Bourdieu ajoute un raisonnement en terme d'acquis sociaux, tout devient acquis social, une habitude, une logique, tout. Il l'utilise pour opérer sa dialectique : les acquis sociaux sont à l'origine de la lutte des classes, la fausse bien sur pas celle de ceux qui en ont contre ceux qui n'en ont pas (des acquis sociaux bien sûr) ! Le raisonnement est pervers, tout y découle de la loi et bien sûr la loi a donné aux capitalistes les acquis sociaux qu'elle n'octroie pas aux travailleurs. Ces acquis sociaux (dits économiques) concernent les investisseurs et consistent en leurs profits financiers, obtenus bien entendu au détriment des acquis sociaux des travailleurs.

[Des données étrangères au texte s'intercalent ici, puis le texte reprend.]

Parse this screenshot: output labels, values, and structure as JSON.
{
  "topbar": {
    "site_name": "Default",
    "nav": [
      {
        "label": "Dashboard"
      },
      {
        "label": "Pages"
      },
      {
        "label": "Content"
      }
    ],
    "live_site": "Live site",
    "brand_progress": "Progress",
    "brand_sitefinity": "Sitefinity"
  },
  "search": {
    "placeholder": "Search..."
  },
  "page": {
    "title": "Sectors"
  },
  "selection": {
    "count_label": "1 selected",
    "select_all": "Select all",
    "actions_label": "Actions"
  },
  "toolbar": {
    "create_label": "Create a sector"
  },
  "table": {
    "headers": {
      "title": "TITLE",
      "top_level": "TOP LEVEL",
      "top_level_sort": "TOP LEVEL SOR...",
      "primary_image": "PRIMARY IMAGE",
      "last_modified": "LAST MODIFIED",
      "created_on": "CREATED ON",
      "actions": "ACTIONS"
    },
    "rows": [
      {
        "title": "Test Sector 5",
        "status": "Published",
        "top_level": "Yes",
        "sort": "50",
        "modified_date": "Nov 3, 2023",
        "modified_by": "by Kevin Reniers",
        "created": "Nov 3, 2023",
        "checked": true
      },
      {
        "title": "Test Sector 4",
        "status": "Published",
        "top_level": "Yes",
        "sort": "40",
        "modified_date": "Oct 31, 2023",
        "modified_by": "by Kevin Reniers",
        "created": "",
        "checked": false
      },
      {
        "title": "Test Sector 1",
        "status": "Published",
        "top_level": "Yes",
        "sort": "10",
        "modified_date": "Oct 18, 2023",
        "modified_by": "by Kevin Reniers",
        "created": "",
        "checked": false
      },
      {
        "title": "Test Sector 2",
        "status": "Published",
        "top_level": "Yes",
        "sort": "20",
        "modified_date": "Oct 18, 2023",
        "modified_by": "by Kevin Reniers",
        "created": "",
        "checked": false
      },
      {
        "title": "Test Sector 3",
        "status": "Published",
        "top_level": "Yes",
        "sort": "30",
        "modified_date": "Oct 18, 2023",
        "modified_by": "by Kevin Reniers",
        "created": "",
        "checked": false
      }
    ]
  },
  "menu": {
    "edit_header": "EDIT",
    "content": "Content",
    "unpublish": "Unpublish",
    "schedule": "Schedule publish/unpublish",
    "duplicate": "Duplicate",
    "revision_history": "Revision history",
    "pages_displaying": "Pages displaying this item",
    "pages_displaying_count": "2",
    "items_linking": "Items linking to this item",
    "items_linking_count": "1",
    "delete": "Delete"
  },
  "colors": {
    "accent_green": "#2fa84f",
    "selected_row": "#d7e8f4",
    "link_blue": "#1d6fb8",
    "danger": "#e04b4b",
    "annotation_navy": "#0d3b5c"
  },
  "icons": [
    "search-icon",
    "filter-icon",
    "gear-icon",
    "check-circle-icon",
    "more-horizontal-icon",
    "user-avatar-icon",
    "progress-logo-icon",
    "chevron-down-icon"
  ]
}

Et Bourdieu s'inquiète reprenant le premier poncif celui de la subversivité (car, aussi étonnant que cela puisse paraître, dans un pays où l'État prélève 54,6 % de la richesse nationale, le "discours néolibéral est dominant"), il rajoute même : "la politique dominante néo-libérale, imposée par les révolutionnaires conservateurs (sic !) qui sont actuellement au pouvoir, dans les instances politiques et dans les instances de production des discours …". Bref, il s'inquiète car ces néo-libéraux vont mettre fin à l'acquis social de la répartition puisque "les acquis sociaux des investisseurs ne survivraient pas à la perpétuation du système social. A quoi on peut rajouter que les salariés cotisant aujourd'hui, contraints et forcés n'y survivront pas non plus.

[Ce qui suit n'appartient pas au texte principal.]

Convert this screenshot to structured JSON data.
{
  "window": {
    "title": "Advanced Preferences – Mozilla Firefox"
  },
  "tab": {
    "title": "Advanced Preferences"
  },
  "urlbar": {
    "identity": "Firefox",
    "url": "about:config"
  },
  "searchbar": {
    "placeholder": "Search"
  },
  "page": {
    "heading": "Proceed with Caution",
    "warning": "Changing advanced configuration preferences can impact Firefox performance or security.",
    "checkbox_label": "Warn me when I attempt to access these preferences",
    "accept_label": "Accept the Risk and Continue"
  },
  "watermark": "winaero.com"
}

Quoi, le rapport Charpin ? Bourdieu répond par un autre poncif de la novlangue : le raisonnement économique est disqualifié. Mais bien sûr "l'économie est, sauf quelques exceptions (ah tiens !), une science abstraite (non intuitive !!!) fondée sur la coupure, absolument injustifiable, entre l'économique et le social qui définit l'économisme". C'est sûr Bourdieu ignore toute attitude d'humilité vis-à-vis du processus social.

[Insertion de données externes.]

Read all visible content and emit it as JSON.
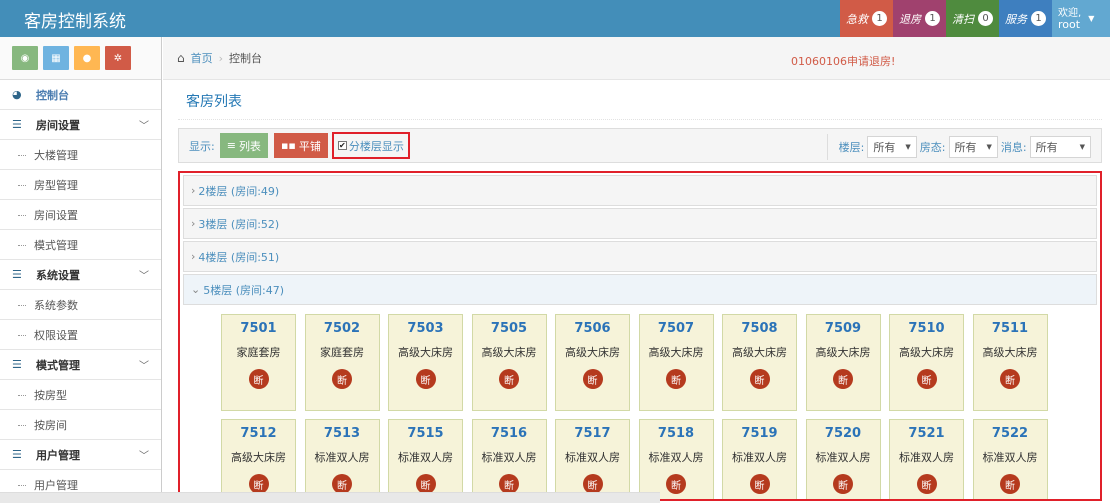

Mais que veulent les  novlanguistes reprenons Guillebaud : "L'espérance retrouvée plutôt que la déréliction ou la dérision (honnêtement, je me demande qui serait contre ?) ; l'égalité défendue contre la domination du plus fort (égalité en droit contre l'oppression de l'État et des groupes de pression, on est d'accord) ; la politique réhabilitée face aux "fatalités" du marché ; la raison critique - et modeste - mille fois préférée au scientisme comminatoire ; la solidarité et les convictions communes opposées à l'individualisme vindicatif ; la justice substituée à la vengeance sacrificielle (une petite larme sur Strauss-Kahn ?).

Les poncifs déjà évoqué apparaissent de manière semblable dans la plupart des analyses sociales et économiques françaises, nul doute que ces gens là parlent la même langue aberrante. Évidemment chacun peut utiliser le langage de son choix, mais il s'agit là non pas d'un patois anodin mais d'une entreprise de transformation du sens, des concepts. Quant un mot finit par vouloir dire son contraire, l'individu devient schizophrène, il ne peut plus exprimer l'inexprimable, faute de pouvoir être compris, il devient l'anormal, l'asocial, le rééducable ou il se tait tout simplement.